Tuesday, May 7, 2013

Because it is spring


I am not going to write about snow again. I am not going to write about how it is May and the snow is still piled in the woods in the deep shadows where the spring sun doesn’t reach. I am not going to write about how the temperature dropped again last week after days of drying sunshine and how it froze the melting snow so it was in turns crunchy underfoot and then slick and slippery with a new coating of white on top, deceptive in its fluffiness.

I am not going to write about how the calamitous underbrush emerged on the forest floor, a puzzle of downed trees, entwining limbs, “oh yeah, this is what it looks like”, only to be quickly covered up again by a thin layer of white.

I am not going to write about how the snow sifted down through the trees just days ago as though it were a dark fall day in November when it should be exciting, magical even, to see the flakes again after months of green.

I am not going to write about the deer flashing past in the woods, the same colour as the bare trees, noticeable only because of the fresh white background, making hardly a sound just the faint crack of a twig. I am not going to write about the well defined hoofprints I followed a short way through the snow, wondering at all the spaces through which the deer could have darted and yet it chose the well-trodden path where my foot prints and Murdoch’s paw prints mingled with the cloven shapes, like a highway through the forest.

I am not going to write about those things because it is spring and today the snow is melting.

Now the woods have become a circuit of tiny rivers all babbling amongst the trees. The sounds of rushing water where the melt water converges in the deep ditches and flows beneath the road to the creek that rages this time of year through our neighbour’s forest fills the quiet.

Murdoch and I splash our way in to the woods, slop through swathes of snow that still sprawl across the forest floor, turning to shelves of ice before melting into streams.

We follow our old paths once carved in snow, completely gone now, completely altered from the smooth white landscape to raucous piles of wet wood, downed trees in various states of decomposition. We have to scramble over obstacles that we haven’t seen since the fall and we emerge on a wide trail of old bleached grasses between two stands of forest that is navigable only certain times of the year, at winter’s beginning and end, and sometimes in the thick of the coldest months when a trail has been maintained by foot or cut by snow mobile.

The wide path leads to a dry south-facing hillside, brown, brittle scrub grass crackles underfoot as we zigzag down the slope to a cool pocket of snow amidst a stand of trees. Beyond we emerge on to an endless meadow, bright yellow beneath the brilliant sun. Bleached grasses flattened and pointing all towards the east as though a great river rushed through here not long ago at the base of the mountain. We cannot see the earth beneath the grasses they are so thick, layers upon layers covering the ground so that each rustling step is soft and spongy, water lying somewhere deep below filters up in our footprints. Small pools dot the meadow.

Murdoch sees something I do not and dashes off at top speed, water flying from his heels. He smells something else and changes direction. He runs in ever-widening circles so he becomes a tiny black figure in this open space. We head towards the mountain, separately. I am not worried about him here, there is absolutely no one else around, so I can wander, get lost in thought, come back and scan the distance to find him also lost in thought, or smell.
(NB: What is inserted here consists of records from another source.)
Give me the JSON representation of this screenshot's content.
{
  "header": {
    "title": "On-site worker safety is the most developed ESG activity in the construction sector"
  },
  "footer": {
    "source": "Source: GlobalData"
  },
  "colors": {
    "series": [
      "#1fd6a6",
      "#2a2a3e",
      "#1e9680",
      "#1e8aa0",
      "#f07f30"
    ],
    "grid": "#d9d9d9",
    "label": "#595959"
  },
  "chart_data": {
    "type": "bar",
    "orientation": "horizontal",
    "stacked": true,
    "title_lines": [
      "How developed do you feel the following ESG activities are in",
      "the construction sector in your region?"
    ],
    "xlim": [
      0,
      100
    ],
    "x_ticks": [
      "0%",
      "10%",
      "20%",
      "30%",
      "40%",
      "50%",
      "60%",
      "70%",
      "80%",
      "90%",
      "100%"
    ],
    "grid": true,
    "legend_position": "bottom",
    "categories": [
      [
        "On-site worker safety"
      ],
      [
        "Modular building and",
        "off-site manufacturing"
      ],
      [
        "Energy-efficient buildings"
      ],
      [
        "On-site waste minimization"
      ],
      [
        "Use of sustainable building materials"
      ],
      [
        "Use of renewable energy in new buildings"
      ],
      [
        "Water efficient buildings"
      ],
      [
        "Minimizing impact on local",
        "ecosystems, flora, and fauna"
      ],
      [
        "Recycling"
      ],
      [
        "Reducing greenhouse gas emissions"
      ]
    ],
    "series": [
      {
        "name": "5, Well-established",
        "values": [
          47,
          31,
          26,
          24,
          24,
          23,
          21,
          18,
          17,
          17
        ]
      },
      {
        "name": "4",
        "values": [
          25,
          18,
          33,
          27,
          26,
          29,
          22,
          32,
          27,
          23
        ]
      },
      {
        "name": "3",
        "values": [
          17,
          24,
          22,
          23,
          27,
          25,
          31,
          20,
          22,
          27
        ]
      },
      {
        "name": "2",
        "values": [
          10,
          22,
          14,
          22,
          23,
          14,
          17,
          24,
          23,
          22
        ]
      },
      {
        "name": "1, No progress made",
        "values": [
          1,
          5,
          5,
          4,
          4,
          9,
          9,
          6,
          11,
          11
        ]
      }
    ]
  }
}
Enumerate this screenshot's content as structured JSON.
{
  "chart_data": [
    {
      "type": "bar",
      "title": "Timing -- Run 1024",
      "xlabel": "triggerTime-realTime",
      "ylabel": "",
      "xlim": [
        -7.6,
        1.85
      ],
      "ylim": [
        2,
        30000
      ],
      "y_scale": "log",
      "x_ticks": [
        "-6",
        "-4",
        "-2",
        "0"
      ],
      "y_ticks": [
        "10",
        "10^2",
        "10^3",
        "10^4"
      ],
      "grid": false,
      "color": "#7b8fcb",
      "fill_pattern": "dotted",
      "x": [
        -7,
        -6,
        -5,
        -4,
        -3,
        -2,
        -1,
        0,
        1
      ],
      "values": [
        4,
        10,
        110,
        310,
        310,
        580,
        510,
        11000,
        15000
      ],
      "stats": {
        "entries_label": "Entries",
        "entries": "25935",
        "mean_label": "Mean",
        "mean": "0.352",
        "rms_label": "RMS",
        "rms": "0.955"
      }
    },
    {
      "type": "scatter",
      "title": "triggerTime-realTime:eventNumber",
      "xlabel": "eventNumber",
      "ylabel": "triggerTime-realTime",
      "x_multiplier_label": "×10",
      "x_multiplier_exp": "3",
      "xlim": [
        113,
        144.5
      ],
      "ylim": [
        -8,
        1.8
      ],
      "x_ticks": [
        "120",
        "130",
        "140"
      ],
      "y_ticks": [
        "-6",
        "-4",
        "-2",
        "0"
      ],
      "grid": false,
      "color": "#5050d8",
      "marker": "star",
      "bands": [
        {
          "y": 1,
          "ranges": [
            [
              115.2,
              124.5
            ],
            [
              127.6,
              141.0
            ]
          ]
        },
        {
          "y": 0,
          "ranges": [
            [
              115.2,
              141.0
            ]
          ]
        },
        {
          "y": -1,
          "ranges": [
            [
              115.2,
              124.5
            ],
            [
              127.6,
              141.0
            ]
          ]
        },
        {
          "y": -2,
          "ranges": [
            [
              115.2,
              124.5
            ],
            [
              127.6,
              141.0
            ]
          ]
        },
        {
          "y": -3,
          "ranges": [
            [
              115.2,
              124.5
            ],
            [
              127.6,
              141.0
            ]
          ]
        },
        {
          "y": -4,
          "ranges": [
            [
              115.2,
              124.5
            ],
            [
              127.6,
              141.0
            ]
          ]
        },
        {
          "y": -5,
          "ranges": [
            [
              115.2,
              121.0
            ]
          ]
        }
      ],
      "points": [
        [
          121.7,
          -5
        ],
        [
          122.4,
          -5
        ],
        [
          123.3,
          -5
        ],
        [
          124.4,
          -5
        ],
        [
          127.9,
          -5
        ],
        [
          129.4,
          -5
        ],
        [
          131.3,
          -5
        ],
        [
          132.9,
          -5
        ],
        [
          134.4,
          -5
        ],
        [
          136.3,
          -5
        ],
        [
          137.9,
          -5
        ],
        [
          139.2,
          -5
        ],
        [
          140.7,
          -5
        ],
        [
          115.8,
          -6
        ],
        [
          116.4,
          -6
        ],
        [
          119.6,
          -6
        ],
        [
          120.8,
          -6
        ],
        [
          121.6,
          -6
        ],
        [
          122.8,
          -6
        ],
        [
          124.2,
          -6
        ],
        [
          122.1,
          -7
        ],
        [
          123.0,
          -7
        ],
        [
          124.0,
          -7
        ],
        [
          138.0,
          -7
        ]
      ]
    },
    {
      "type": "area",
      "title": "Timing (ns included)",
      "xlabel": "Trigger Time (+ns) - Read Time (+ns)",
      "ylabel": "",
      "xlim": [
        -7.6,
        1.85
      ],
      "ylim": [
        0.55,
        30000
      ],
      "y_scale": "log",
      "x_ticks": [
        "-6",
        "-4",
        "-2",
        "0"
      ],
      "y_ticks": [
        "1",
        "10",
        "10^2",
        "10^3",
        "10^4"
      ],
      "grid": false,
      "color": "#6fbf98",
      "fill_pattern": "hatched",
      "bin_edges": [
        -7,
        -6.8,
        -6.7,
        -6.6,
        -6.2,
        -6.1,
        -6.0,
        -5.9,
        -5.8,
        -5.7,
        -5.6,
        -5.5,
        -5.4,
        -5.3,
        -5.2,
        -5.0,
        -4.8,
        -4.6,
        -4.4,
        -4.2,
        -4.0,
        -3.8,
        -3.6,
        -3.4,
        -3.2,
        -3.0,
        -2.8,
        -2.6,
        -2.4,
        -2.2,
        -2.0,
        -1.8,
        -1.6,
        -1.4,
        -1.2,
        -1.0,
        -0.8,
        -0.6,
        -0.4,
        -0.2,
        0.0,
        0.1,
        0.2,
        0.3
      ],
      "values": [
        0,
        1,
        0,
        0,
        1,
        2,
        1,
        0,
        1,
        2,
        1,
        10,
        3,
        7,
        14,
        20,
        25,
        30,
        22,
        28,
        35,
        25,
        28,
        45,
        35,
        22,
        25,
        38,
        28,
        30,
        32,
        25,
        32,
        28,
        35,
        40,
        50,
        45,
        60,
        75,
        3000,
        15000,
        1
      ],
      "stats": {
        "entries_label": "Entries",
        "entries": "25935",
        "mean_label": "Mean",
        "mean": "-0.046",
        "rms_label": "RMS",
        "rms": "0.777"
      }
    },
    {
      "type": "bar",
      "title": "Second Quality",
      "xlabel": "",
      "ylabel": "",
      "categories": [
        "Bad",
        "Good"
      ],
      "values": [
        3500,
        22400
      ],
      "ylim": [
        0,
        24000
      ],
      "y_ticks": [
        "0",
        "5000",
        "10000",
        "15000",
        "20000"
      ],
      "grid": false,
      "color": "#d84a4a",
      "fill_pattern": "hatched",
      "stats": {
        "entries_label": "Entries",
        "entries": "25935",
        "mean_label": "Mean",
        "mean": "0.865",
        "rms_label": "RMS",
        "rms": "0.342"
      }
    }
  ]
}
We loop around another small stand of trees in the far corner of the meadow where more snow, loose and crystalline, still hangs on beneath the glare of the sun and the warm, sighing breezes. And then we head back across the bright expanse of flattened, springy grass and up the slope seared by the sun, to the wide path and finally the shade of the forest, damp and cool and refreshing.

It smells like snow on the breeze that winds through the trees. There are patches of ice, smooth and slick with rounded edges molded around rocks and moss and fallen trees and in spots, wet granular snow that is still up past my ankles, but I am not going to write about those things, because it is spring.